Comme le dit le proverbe, « regarder une montagne à la hâte peut mener un cheval à la mort ». Les collines qui se profilaient à l'horizon ne semblaient pas loin, mais il fallut vingt bonnes minutes à Zhuang Rui pour les atteindre. À ce moment précis, le temps changea brusquement.
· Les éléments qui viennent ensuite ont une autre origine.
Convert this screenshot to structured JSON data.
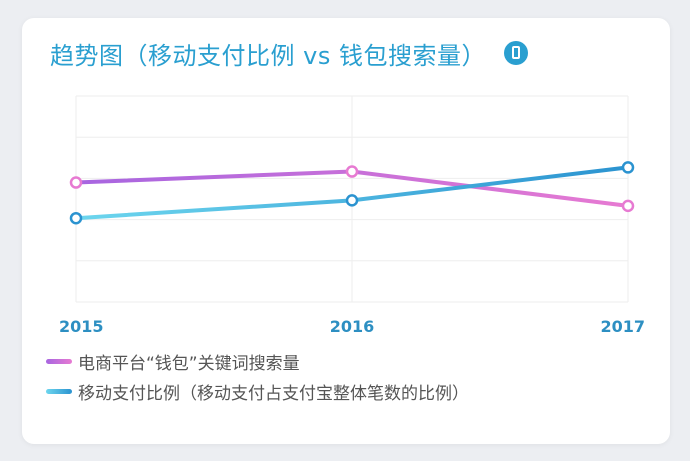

Au centre du nuage que Zhuang Rui venait d'apercevoir, de sombres nuages continuèrent de s'accumuler, s'épaississant et se multipliant jusqu'à recouvrir entièrement le ciel. Le ciel, jadis lumineux, devint lugubre, comme si un chien céleste dévorait la lune.

Le vent violent faisait osciller un grand arbre situé à une trentaine ou une quarantaine de mètres de la voiture. Zhuang Rui sentit sa voiture, qui venait de s'arrêter, devenir soudainement plus légère et se mettre à tanguer. Le vent, chargé de sable venu d'on ne sait où, s'engouffrait par la fenêtre que Zhuang Rui n'avait pas fermée.

L'orage montrait toute sa puissance à Zhuang Rui et aux autres, et des éclairs zébraient le ciel, semblant être la seule source de lumière dans les cieux.

Le tonnerre gronda si fort que la terre pâlit de peur, plongeant le monde dans les ténèbres. Seuls des éclairs déchiraient le ciel au-dessus de leurs têtes, ne laissant apparaître qu'un mince rayon de lumière.

« Xiao Zhuang, ne sors pas de la voiture ! Ferme bien les portes et les fenêtres, quoi que tu fasses, ne sors pas de la voiture… »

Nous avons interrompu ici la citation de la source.